Likud’s Choice

Israel’s Likud Party has voted on and passed a resolution opposing Palestinian statehood above the objections of Prime Minister Sharon. This is an interesting development in a lot of ways.

The first is that this can be interpreted as an admission that a Palestinian state is not political or geographically tenable. Using the 1967 lines would put Israel at a severe disadvantage in military terms, considering how narrow parts of Israel would be under those borders. Nor would it be prudent to support Palestinian statehood until such time as the Palestinians can get their act together and begin constructing something that could develop into a viable nation some day. In this way, it can be seen as a vote for common sense.

Yet Middle Eastern politics rarely follow the rules of common sense.

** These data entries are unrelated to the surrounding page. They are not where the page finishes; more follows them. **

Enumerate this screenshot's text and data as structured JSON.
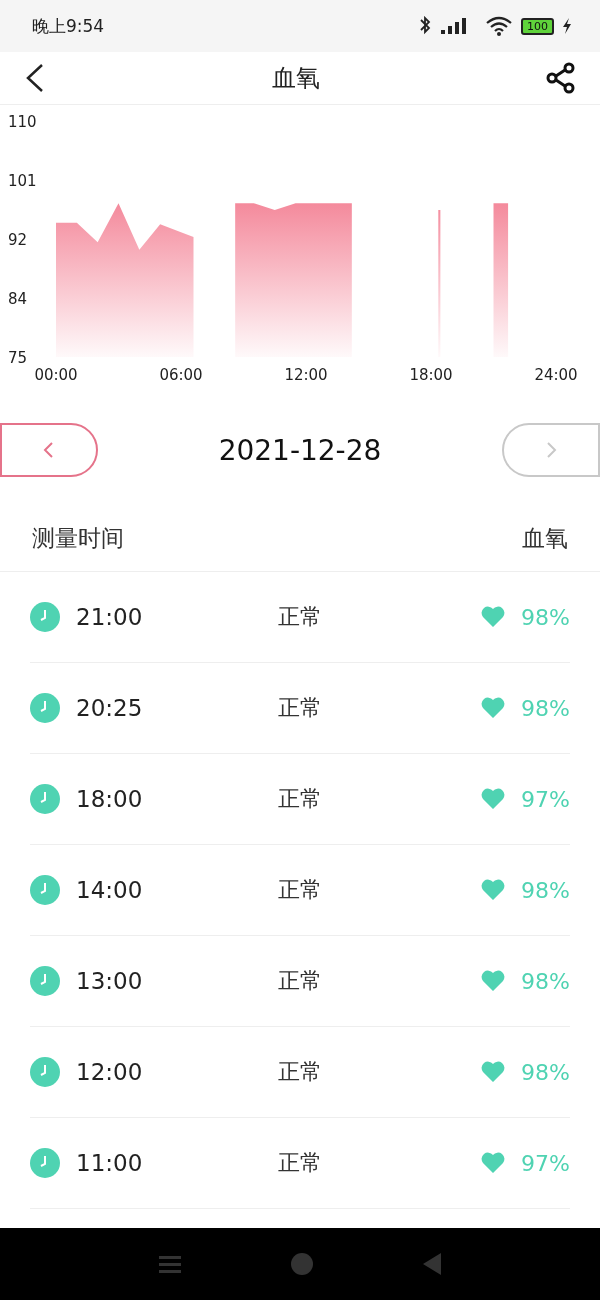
{
  "status_bar": {
    "time": "晚上9:54",
    "battery": "100"
  },
  "header": {
    "title": "血氧"
  },
  "chart_data": {
    "type": "area",
    "x": [
      0,
      1,
      2,
      3,
      4,
      5,
      6,
      6.6,
      8.6,
      9.5,
      10.5,
      11.5,
      13,
      14.2,
      18.35,
      18.45,
      21,
      21.7
    ],
    "series": [
      {
        "color": "#f48a9c",
        "values": [
          94.9,
          94.9,
          92,
          97.8,
          90.9,
          94.7,
          93.5,
          92.8,
          97.8,
          97.8,
          96.8,
          97.8,
          97.8,
          97.8,
          96.8,
          96.8,
          97.8,
          97.8
        ]
      }
    ],
    "xlim": [
      0,
      24
    ],
    "ylim": [
      75,
      110
    ],
    "xticks": [
      {
        "value": 0,
        "label": "00:00"
      },
      {
        "value": 6,
        "label": "06:00"
      },
      {
        "value": 12,
        "label": "12:00"
      },
      {
        "value": 18,
        "label": "18:00"
      },
      {
        "value": 24,
        "label": "24:00"
      }
    ],
    "yticks": [
      {
        "value": 75,
        "label": "75"
      },
      {
        "value": 83.75,
        "label": "84"
      },
      {
        "value": 92.5,
        "label": "92"
      },
      {
        "value": 101.25,
        "label": "101"
      },
      {
        "value": 110,
        "label": "110"
      }
    ]
  },
  "date_nav": {
    "date": "2021-12-28",
    "prev_disabled": false,
    "next_disabled": true
  },
  "list_header": {
    "column_1": "测量时间",
    "column_2": "血氧"
  },
  "records": [
    {
      "time": "21:00",
      "status": "正常",
      "value": "98%"
    },
    {
      "time": "20:25",
      "status": "正常",
      "value": "98%"
    },
    {
      "time": "18:00",
      "status": "正常",
      "value": "97%"
    },
    {
      "time": "14:00",
      "status": "正常",
      "value": "98%"
    },
    {
      "time": "13:00",
      "status": "正常",
      "value": "98%"
    },
    {
      "time": "12:00",
      "status": "正常",
      "value": "98%"
    },
    {
      "time": "11:00",
      "status": "正常",
      "value": "97%"
    }
  ]
}
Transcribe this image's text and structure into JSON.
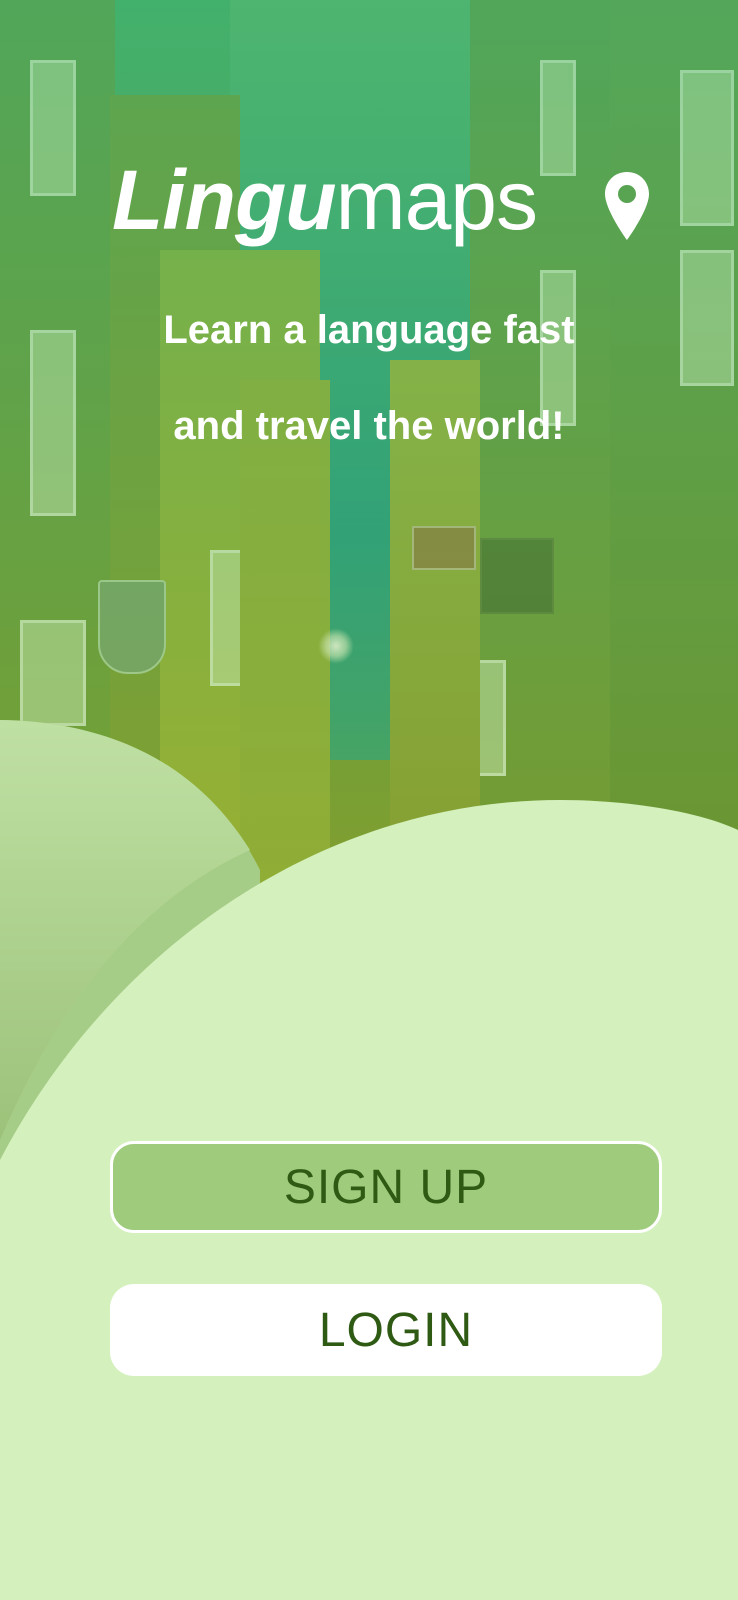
{
  "brand": {
    "name_bold": "Lingu",
    "name_light": "maps",
    "icon": "map-pin-icon"
  },
  "tagline": {
    "line1": "Learn a language fast",
    "line2": "and travel the world!"
  },
  "buttons": {
    "signup_label": "SIGN UP",
    "login_label": "LOGIN"
  },
  "colors": {
    "background": "#d4f0bd",
    "signup_fill": "#9fcb7c",
    "button_text": "#2e5a14",
    "hero_tint": "#3fae6a"
  }
}
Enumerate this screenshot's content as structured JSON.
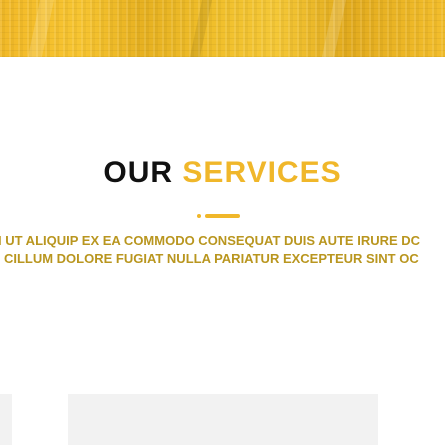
{
  "hero": {
    "description": ""
  },
  "section": {
    "title_part1": "OUR",
    "title_part2": "SERVICES",
    "accent_color": "#f0b72a",
    "body_lines": [
      "I UT ALIQUIP EX EA COMMODO CONSEQUAT DUIS AUTE IRURE DC",
      "ES CILLUM DOLORE FUGIAT NULLA PARIATUR EXCEPTEUR SINT OC"
    ]
  },
  "cards": {
    "count_visible": 2
  }
}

At the same time, it’s a political blow to Sharon, who was trying to seem less hostile to the Palestinians in the face of international criticism. It’s interesting to note that this resolution was spearheaded by former Prime Minister Benjamin Netanyahu, who is widely assumed to be jockeying to challenge Sharon in the next election. Netanyahu could very well win over Sharon in a contest for the leadership of Likud, or Israel itself.

In the final analysis, this decision is probably a reasonable one, if not diplomatically correct. The Palestinians are not ready to have a state now, nor do they seem to be interested in following a path that would make it a reasonable request. Until the Palestinians are willing to change their behavior, Likud is correct to point out that giving them their own state would not be in the best interest of anyone.